Cette présentation des faits est toutefois trompeuse : aucune « pénalité » ou « amende » n’est prévue par le pacte sur la migration et l’asile. Les Surligneurs font le point.
Un choix politique
Après l’échec de la répartition par quotas des migrants entrant sur le territoire européen, l’UE a adopté, en 2024, un nouveau pacte sur la migration et l’asile, qui entrera en vigueur, pour l’essentiel, le 12 juin 2026. Plutôt que d’imposer à chaque État d’accueillir un nombre fixe de demandeurs et demandeuses d’asile en fonction de son PIB et de sa population, le règlement 2024/1351 prévoit trois modalités de participation à l’effort européen : la relocalisation sur son territoire, une participation financière visant à renforcer les capacités d’accueil d’autres pays ou un soutien logistique.
Les contributions des États membres abonderont une « réserve annuelle de solidarité » qui sera mise à disposition des pays soumis à une « pression migratoire ». Pour 2026, le Conseil de l’UE estime que l’effort de relocalisation concernera 21 000 demandeurs et demandeuses d’asile, pour un coût estimé de 420 000 000 euros. Soit un petit plus de 20 000 euros par personne.
Le 29 janvier 2026, lors d’un discours au Parlement, la ministre des Affaires étrangères lettone, Baiba Braže, a indiqué que son pays « n’acceptera pas de nouveaux migrants et ne paiera pas pour [leur accueil] ». Elle s’est en revanche dite « prête à partager notre expérience et notre expertise avec les autres pays européens dans le cadre du mécanisme de solidarité de l’UE ».

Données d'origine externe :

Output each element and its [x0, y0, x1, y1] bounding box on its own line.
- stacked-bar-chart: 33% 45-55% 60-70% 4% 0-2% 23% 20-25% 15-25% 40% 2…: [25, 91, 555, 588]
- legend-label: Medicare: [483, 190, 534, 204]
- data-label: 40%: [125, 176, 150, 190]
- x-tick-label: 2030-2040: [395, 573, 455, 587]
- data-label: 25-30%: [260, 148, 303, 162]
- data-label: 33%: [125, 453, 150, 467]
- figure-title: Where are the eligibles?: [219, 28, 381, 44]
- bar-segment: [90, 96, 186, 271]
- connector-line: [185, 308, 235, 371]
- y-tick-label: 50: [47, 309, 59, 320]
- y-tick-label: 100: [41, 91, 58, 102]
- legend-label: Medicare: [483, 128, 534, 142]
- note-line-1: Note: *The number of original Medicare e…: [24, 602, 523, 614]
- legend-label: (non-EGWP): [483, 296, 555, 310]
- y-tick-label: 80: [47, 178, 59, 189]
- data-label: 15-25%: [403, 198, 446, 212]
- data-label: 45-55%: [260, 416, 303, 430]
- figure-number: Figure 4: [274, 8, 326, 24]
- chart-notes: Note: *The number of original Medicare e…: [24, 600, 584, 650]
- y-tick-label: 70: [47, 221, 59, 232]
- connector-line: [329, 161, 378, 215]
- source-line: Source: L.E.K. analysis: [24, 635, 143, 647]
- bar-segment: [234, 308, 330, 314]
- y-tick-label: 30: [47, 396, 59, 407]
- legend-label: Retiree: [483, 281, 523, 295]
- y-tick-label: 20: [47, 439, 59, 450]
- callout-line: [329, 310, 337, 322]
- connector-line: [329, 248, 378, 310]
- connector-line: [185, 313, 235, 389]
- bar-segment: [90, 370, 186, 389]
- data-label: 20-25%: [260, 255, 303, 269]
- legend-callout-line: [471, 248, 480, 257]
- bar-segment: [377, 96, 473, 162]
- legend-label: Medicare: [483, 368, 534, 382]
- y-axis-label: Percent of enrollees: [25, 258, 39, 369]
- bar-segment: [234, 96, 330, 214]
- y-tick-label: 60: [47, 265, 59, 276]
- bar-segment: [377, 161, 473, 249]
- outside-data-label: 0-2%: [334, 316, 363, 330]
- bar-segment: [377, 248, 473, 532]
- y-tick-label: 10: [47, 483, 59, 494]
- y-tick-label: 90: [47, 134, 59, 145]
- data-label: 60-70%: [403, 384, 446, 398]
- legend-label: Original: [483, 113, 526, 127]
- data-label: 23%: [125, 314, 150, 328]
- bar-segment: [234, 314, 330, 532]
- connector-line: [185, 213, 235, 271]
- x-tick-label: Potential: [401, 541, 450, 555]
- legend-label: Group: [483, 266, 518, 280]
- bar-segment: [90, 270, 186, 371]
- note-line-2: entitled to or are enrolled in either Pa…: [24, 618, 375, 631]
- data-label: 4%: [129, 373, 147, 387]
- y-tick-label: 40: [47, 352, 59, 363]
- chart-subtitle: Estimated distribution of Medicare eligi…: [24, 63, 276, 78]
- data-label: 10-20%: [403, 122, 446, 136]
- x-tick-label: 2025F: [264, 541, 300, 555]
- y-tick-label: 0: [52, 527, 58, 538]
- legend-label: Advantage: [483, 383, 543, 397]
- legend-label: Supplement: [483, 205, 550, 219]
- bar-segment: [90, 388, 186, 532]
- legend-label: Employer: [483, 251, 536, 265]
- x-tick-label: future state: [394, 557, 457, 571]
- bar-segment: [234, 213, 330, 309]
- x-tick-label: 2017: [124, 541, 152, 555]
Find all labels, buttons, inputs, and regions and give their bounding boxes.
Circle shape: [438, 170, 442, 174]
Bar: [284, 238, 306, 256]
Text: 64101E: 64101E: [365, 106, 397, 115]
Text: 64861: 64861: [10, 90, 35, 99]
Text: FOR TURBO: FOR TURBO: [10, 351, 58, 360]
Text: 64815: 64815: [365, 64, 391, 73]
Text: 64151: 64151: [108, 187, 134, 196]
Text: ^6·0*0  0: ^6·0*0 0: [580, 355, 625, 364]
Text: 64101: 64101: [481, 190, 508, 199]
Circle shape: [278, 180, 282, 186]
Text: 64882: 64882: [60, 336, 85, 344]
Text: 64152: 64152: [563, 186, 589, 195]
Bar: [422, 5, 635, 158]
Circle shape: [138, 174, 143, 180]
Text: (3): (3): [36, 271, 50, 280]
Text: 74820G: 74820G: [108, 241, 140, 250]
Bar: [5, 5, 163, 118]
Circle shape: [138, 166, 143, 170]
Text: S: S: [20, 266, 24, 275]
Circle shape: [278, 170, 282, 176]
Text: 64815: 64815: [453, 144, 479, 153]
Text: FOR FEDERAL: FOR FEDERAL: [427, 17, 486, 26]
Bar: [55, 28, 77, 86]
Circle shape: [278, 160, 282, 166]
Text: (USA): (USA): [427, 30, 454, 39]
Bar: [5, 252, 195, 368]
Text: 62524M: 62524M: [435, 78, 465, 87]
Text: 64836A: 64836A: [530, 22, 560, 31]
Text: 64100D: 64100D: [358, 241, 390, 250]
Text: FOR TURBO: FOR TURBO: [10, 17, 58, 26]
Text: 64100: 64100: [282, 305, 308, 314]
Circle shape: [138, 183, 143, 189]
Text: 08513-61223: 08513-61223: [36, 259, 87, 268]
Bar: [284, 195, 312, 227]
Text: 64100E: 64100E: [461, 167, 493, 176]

Autrement dit, parmi les trois options offertes par le pacte asile et migration, la Lettonie préfère apporter son soutien logistique plutôt que de contribuer financièrement ou d’accueillir des demandeurs et demandeuses d’asile. Le règlement précise bien que ces trois modalités « sont considérées comme étant de même valeur ». Il est donc trompeur de présenter la position de la Lettonie comme le refus de payer une amende : il s’agit d’un choix politique, assumé comme tel par le gouvernement letton.
En 2026, la Lettonie s’est donc engagée à fournir aux autres pays de l’UE l’équivalent de 1,36 million d’euros en mesures de solidarité, axées sur « le soutien opérationnel, le renforcement des capacités, les services, le soutien au personnel, les installations et les équipements techniques ». C’est le seul État qui a opté pour cette modalité parmi les pays qui ne sont pas soumis à une « pression migratoire » ou une « situation migratoire importante ». La France, elle, devrait accueillir 3 361 relocalisations, tandis que la Hongrie et la Slovaquie sont les deux seuls États membres à n’avoir formulé aucun engagement.